I was writing up a bash script to collect hardware information of each servers. But at some portion of the script I am unable to print values of variable that is given multiple times in a single echo command

#!/bin/bash
NO=$(df -hT | grep ext | wc -l)
for i in $(seq 1 $NO);do export PART$i=$(df -hT | grep ext | head -$i | tail -1 | awk '{print $1}'); done
echo "Total $NO ext partitions found"
for i in $(seq 1 $NO);do echo "Ext Partition$i is ${PART$i} ";done

In my system, I have two ext partitions, so variable $NO would store value 2.
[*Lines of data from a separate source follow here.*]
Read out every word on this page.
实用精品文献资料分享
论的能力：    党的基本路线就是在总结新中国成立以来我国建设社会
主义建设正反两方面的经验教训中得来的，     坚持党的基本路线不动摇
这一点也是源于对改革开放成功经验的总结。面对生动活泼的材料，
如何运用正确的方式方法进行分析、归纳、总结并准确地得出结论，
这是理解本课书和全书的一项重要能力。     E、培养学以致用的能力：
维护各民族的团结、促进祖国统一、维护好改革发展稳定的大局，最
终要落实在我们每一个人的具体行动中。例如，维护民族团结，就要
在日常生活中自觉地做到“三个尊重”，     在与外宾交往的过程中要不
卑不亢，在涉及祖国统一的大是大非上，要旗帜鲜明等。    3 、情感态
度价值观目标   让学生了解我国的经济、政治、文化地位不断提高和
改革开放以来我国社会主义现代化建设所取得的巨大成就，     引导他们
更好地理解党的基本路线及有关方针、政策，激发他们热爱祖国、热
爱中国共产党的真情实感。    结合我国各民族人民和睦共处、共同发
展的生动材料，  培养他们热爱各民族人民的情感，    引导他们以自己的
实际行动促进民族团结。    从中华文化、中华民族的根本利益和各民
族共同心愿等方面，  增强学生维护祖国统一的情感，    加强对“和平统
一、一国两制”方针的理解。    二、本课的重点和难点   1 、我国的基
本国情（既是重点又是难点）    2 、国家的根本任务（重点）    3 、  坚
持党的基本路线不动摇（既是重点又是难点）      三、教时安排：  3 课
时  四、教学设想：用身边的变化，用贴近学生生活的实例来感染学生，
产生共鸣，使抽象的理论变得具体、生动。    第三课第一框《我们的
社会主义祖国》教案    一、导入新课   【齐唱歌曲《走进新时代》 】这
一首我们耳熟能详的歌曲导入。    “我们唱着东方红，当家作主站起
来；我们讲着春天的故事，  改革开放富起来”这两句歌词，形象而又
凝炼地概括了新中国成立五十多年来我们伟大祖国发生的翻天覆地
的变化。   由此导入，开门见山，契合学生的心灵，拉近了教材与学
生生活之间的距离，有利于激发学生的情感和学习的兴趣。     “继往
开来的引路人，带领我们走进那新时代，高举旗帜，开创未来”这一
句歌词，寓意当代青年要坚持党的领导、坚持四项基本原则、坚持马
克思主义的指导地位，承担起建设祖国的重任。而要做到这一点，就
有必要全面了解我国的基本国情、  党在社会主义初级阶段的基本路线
The output I expect and wanted is as follows:

Total 2 ext partitions found
Ext Partition1 is /dev/sda7 
Ext Partition2 is /dev/sda8

But I am having trouble printing "$PART$i" as expected. Right now I am getting error for "for loop" in last line.

# /root/disk.sh
Total 2 ext partitions found
/root/disk.sh: line 5: Ext Partition$i is ${PART$i} : bad substitution

Can you tell me how to correctly invoke and echo the value of PART1 and PART2 in last for loop?.

Answer 1

I would suggest using an array variable instead:

#!/bin/bash
NO=$(df -hT | grep ext | wc -l)
declare -a PART
for i in $(seq 1 $NO);do PART[$i]=$(df -hT | grep ext | head -$i | tail -1 | awk '{print $1}'); done
echo "Total $NO ext partitions found"
for i in $(seq 1 $NO);do echo "Ext Partion$i is ${PART[$i]} ";done

You could further simplify this code as:

PART=( $(df -hT | awk '/ext/ { print $1 }') )
NO=${#PART[@]}
echo "Total $NO ext partitions found"
for i in ${!PART[@]}; do echo "Ext Partion$i is ${PART[$i]} "; done

Note that the simplification does change the indexing to be 0-based indexing.

Answer 2

You need to use indirect expansion:

v=PART$i
echo "Ext Partition$i is ${!v}"

From the bash manual:

If the first character of parameter is an exclamation point (!), it introduces a level of variable indirection. Bash uses the value of the variable formed from the rest of parameter as the name of the variable; this variable is then expanded and that value is used in the rest of the substitution, rather than the value of parameter itself. This is known as indirect expansion. The exceptions to this are the expansions of ${!prefix*} and ${!name[@]} described below. The exclamation point must immediately follow the left brace in order to introduce indirection.

Answer 3

You are trying to call ${PART$i} which is two separate variables. Try:

echo "Ext Partition$i is ${PART}${i}"